This is part two of the conversation I had with Avery Rhodes, the Executive Director of Community on the Rise. You can read part one here.
Avery and I met in Community on the Rise’s central community space which they call the learning center. When you enter this space, it feels less like what you would imagine as a learning center and more like a cross over between a coffee shop and a living room assembled by someone with an eye for design. There’s candles, large abstract paintings adoring the walls alongside quotes that speak about strength and perseverance like this one from…, a “feelings wheel”, a portrait of the 20th century writer James Baldwin, a few dining room tables, and a big sofa and chairs next to a book shelf in the back corner.
Avery tells me that everything I see and feel in this space is intentional. “I think it matters how a space makes you feel as a human being.” says Avery. “We are integrated into the spaces that we're in, immediately, the smells, the visuals, the sounds, right? And I don't think there are many people that step over our threshold, from the community we serve, who haven't experienced trauma and pain to an extreme degree. And so first, I want to offer a space that can help regulate those nervous systems. It's peaceful, it smells good, it's quiet to a degree. Sometimes we're loud and boisterous and cheering, but it has a purpose.”
The purpose is to remind people, Avery explains, “of their worth and value when they come into this space, and that's because we hear stories all the time about the lines they have to stand in, the hoops they have to jump through, and the suspicious looks they get when they go to different places.”
The many clients that come through Community on the Rise each week to get an ID or lost Birth Certificate are not the only ones who appreciate the learning center.
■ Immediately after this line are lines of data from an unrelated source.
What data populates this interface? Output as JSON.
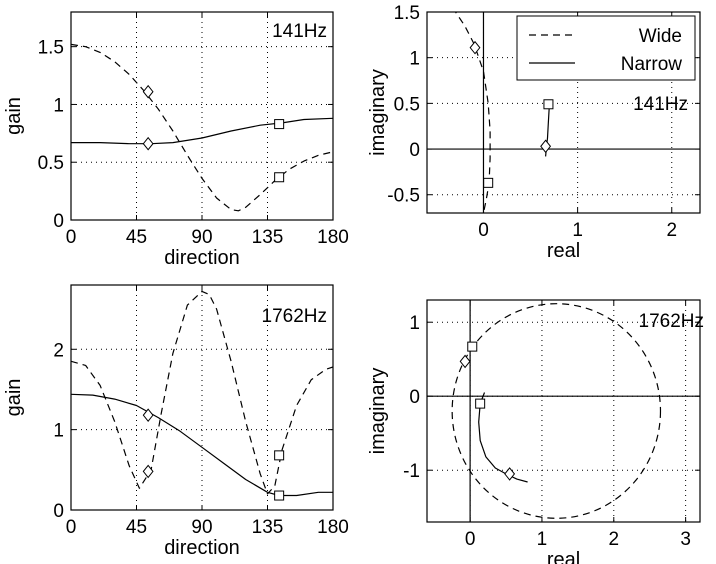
{
  "chart_data": [
    {
      "type": "line",
      "label": "141Hz",
      "xlabel": "direction",
      "ylabel": "gain",
      "xlim": [
        0,
        180
      ],
      "ylim": [
        0,
        1.8
      ],
      "xticks": [
        0,
        45,
        90,
        135,
        180
      ],
      "yticks": [
        0,
        0.5,
        1,
        1.5
      ],
      "ytick_labels": [
        "0",
        "0.5",
        "1",
        "1.5"
      ],
      "grid": true,
      "series": [
        {
          "name": "Wide",
          "style": "dashed",
          "x": [
            0,
            10,
            20,
            30,
            40,
            50,
            60,
            70,
            80,
            90,
            100,
            110,
            115,
            120,
            130,
            140,
            150,
            160,
            170,
            180
          ],
          "y": [
            1.52,
            1.5,
            1.45,
            1.37,
            1.26,
            1.12,
            0.96,
            0.77,
            0.56,
            0.36,
            0.19,
            0.09,
            0.08,
            0.11,
            0.22,
            0.34,
            0.44,
            0.51,
            0.56,
            0.59
          ]
        },
        {
          "name": "Narrow",
          "style": "solid",
          "x": [
            0,
            20,
            40,
            55,
            70,
            90,
            110,
            130,
            145,
            160,
            180
          ],
          "y": [
            0.67,
            0.67,
            0.66,
            0.66,
            0.67,
            0.71,
            0.77,
            0.82,
            0.84,
            0.87,
            0.88
          ]
        }
      ],
      "markers": [
        {
          "shape": "diamond",
          "x": [
            53,
            53
          ],
          "y": [
            1.11,
            0.66
          ]
        },
        {
          "shape": "square",
          "x": [
            143,
            143
          ],
          "y": [
            0.83,
            0.37
          ]
        }
      ]
    },
    {
      "type": "line",
      "label": "141Hz",
      "xlabel": "real",
      "ylabel": "imaginary",
      "xlim": [
        -0.6,
        2.3
      ],
      "ylim": [
        -0.7,
        1.5
      ],
      "xticks": [
        0,
        1,
        2
      ],
      "yticks": [
        -0.5,
        0,
        0.5,
        1,
        1.5
      ],
      "ytick_labels": [
        "-0.5",
        "0",
        "0.5",
        "1",
        "1.5"
      ],
      "grid": true,
      "zero_lines": true,
      "legend": {
        "position": "top-right",
        "entries": [
          "Wide",
          "Narrow"
        ]
      },
      "series": [
        {
          "name": "Wide",
          "style": "dashed",
          "x": [
            -0.33,
            -0.2,
            -0.1,
            0.0,
            0.05,
            0.07,
            0.07,
            0.06,
            0.03,
            0.0
          ],
          "y": [
            1.55,
            1.35,
            1.15,
            0.85,
            0.5,
            0.2,
            -0.1,
            -0.37,
            -0.55,
            -0.7
          ]
        },
        {
          "name": "Narrow",
          "style": "solid",
          "x": [
            0.7,
            0.69,
            0.68,
            0.67,
            0.66
          ],
          "y": [
            0.49,
            0.3,
            0.12,
            0.04,
            -0.08
          ]
        }
      ],
      "markers": [
        {
          "shape": "diamond",
          "x": [
            -0.09,
            0.66
          ],
          "y": [
            1.11,
            0.03
          ]
        },
        {
          "shape": "square",
          "x": [
            0.05,
            0.69
          ],
          "y": [
            -0.37,
            0.49
          ]
        }
      ]
    },
    {
      "type": "line",
      "label": "1762Hz",
      "xlabel": "direction",
      "ylabel": "gain",
      "xlim": [
        0,
        180
      ],
      "ylim": [
        0,
        2.8
      ],
      "xticks": [
        0,
        45,
        90,
        135,
        180
      ],
      "yticks": [
        0,
        1,
        2
      ],
      "ytick_labels": [
        "0",
        "1",
        "2"
      ],
      "grid": true,
      "series": [
        {
          "name": "Wide",
          "style": "dashed",
          "x": [
            0,
            10,
            20,
            30,
            40,
            47,
            55,
            62,
            70,
            80,
            90,
            95,
            100,
            110,
            120,
            130,
            135,
            140,
            145,
            155,
            165,
            175,
            180
          ],
          "y": [
            1.85,
            1.8,
            1.55,
            1.1,
            0.55,
            0.27,
            0.5,
            1.2,
            1.95,
            2.55,
            2.72,
            2.68,
            2.5,
            1.85,
            1.1,
            0.45,
            0.2,
            0.3,
            0.75,
            1.3,
            1.62,
            1.75,
            1.78
          ]
        },
        {
          "name": "Narrow",
          "style": "solid",
          "x": [
            0,
            15,
            30,
            45,
            60,
            75,
            90,
            105,
            120,
            135,
            143,
            155,
            170,
            180
          ],
          "y": [
            1.44,
            1.43,
            1.38,
            1.3,
            1.15,
            0.98,
            0.78,
            0.58,
            0.38,
            0.22,
            0.18,
            0.18,
            0.22,
            0.22
          ]
        }
      ],
      "markers": [
        {
          "shape": "diamond",
          "x": [
            53,
            53
          ],
          "y": [
            1.18,
            0.48
          ]
        },
        {
          "shape": "square",
          "x": [
            143,
            143
          ],
          "y": [
            0.68,
            0.18
          ]
        }
      ]
    },
    {
      "type": "line",
      "label": "1762Hz",
      "xlabel": "real",
      "ylabel": "imaginary",
      "xlim": [
        -0.6,
        3.2
      ],
      "ylim": [
        -1.7,
        1.3
      ],
      "xticks": [
        0,
        1,
        2,
        3
      ],
      "yticks": [
        -1,
        0,
        1
      ],
      "ytick_labels": [
        "-1",
        "0",
        "1"
      ],
      "grid": true,
      "zero_lines": true,
      "series": [
        {
          "name": "Wide",
          "style": "dashed",
          "shape": "circle",
          "center": [
            1.2,
            -0.2
          ],
          "radius": 1.45
        },
        {
          "name": "Narrow",
          "style": "solid",
          "x": [
            0.2,
            0.14,
            0.12,
            0.14,
            0.22,
            0.35,
            0.5,
            0.65,
            0.8
          ],
          "y": [
            0.05,
            -0.1,
            -0.35,
            -0.6,
            -0.82,
            -0.97,
            -1.05,
            -1.12,
            -1.16
          ]
        }
      ],
      "markers": [
        {
          "shape": "diamond",
          "x": [
            -0.07,
            0.55
          ],
          "y": [
            0.47,
            -1.05
          ]
        },
        {
          "shape": "square",
          "x": [
            0.03,
            0.14
          ],
          "y": [
            0.67,
            -0.1
          ]
        }
      ]
    }
  ]
}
Volunteers also appreciate the space. Avery tells me, “I've even had volunteers say to me before, ‘Gosh now that I'm here, I want to leave. I just feel so good here.”
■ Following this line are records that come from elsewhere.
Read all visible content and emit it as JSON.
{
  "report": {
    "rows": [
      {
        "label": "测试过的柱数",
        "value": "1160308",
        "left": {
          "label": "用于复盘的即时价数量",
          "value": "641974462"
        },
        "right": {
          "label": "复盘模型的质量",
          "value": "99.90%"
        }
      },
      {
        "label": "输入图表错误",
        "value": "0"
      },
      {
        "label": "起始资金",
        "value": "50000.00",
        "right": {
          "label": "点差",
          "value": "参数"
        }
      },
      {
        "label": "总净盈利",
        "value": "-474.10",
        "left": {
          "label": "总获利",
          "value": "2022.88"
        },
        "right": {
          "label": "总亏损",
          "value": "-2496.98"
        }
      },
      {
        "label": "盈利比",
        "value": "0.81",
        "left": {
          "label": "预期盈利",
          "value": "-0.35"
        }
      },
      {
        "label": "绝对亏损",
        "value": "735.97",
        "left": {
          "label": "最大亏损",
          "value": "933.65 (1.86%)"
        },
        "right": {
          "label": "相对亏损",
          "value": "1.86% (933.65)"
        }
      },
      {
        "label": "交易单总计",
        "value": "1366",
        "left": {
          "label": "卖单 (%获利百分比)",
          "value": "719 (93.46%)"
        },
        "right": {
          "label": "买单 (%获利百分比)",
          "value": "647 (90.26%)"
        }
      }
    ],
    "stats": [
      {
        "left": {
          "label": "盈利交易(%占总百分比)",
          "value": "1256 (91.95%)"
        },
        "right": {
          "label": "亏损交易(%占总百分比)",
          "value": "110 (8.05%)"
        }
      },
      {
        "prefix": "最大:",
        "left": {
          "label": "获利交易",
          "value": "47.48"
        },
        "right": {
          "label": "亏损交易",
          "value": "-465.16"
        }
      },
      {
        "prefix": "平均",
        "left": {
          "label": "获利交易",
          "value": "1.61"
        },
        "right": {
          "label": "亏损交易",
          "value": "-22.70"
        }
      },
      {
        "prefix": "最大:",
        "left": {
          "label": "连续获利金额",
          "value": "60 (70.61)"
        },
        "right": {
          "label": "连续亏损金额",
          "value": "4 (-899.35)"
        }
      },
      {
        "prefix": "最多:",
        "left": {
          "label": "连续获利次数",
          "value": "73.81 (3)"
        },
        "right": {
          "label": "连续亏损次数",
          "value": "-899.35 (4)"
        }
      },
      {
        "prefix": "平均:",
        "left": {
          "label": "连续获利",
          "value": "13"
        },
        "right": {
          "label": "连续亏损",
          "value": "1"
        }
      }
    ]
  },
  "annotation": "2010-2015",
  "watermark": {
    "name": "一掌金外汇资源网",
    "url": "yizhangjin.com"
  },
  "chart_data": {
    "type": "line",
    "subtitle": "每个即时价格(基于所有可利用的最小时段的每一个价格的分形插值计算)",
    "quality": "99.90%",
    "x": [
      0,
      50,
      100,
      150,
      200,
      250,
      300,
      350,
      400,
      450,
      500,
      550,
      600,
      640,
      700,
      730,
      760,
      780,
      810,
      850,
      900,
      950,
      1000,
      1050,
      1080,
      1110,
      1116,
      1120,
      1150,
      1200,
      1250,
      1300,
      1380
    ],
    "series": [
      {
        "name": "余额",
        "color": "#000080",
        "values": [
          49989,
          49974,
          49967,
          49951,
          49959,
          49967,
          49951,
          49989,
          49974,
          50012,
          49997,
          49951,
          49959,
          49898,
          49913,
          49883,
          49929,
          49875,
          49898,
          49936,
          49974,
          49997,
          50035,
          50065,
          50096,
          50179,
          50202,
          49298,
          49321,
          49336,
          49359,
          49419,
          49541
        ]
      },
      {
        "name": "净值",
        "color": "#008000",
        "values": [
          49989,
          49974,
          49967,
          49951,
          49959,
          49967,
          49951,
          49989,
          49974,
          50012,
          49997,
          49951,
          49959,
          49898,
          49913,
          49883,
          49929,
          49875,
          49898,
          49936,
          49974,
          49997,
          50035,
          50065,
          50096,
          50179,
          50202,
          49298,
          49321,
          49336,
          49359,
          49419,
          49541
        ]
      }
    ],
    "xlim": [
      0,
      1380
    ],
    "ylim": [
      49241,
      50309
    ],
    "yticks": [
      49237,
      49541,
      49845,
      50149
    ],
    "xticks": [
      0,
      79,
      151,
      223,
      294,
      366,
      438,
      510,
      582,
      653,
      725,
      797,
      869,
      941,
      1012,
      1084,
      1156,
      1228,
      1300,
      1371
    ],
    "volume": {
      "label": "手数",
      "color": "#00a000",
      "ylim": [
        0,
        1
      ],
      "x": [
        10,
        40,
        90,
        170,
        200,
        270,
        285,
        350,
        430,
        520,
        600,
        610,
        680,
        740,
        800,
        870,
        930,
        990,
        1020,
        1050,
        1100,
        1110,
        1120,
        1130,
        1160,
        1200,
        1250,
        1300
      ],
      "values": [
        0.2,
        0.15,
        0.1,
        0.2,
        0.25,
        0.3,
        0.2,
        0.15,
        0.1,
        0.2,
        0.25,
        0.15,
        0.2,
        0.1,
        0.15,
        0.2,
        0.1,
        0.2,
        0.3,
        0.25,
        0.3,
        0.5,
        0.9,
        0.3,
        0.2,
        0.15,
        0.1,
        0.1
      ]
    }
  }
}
This highlights, for Avery, the importance of mental health. Mental health, though undervalued in society, is something Avery is passionate about and has made a central focus at Community on the Rise. She spoke to the importance of mental health when she explained, “There are things coming at us from every direction all the time. It's hard for any of our nervous systems to regulate. And so to be in a space where you are intentionally seen and heard and welcomed and treated as a VIP guest, whether you're somebody who is unhoused under a bridge or somebody coming from the suburbs and you have been, stressing out about your work or something going on in your family, we want you to feel that same welcome.”
The value placed on mental health shows up in a number of ways at Community on the Rise. Not least of all, in the talk about feelings that occur at Community on the Rise. “When people are in crisis mode,” Avery explains, “or survival mode it is really impossible to consider or dig deep or process what you're feeling beneath that immediate need for survival…There's no time to reminisce over your deep God given gifts that you don't have time to explore anymore. It's just survive, survive, survive.”
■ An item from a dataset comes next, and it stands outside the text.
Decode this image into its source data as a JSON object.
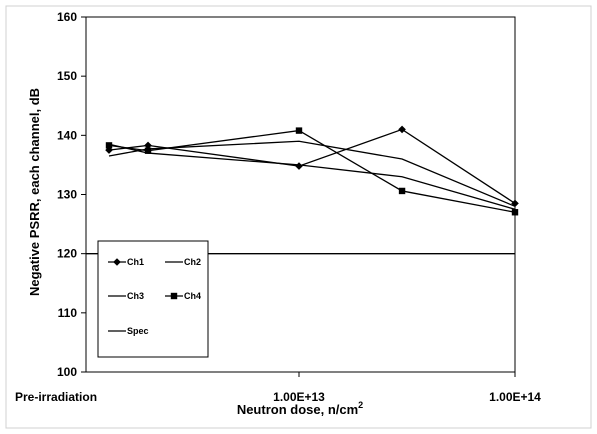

Avery ties all this back into the sights, smells, and feel of the learning center. “And so part of the reason that we want this space to be so beautiful and welcoming is we want people to have the chance to breathe and become aware of what they're feeling as they stabilize. And that self awareness is everything, because that's going to change the way you show up.”
These components of mental health are foundational to the WHOLE Life program at Community on the Rise. The WHOLE Life program provides survivors of homelessness free housing in their safe home, individualized and group therapy, and the ability to earn an income working in the plastics recycling workshop.
If you walk through the doors at the far end of the learning center, you’ll find yourself in the workshop. The smell’s different - melted plastic overtakes the calming smells of the learning center - but the mission is the same. At the workshop, the women in the WHOLE program take #5 plastics that have been discarded and craft them into beautiful pieces of jewelry. The jewelry is sold online to support the mission of Community on the Rise.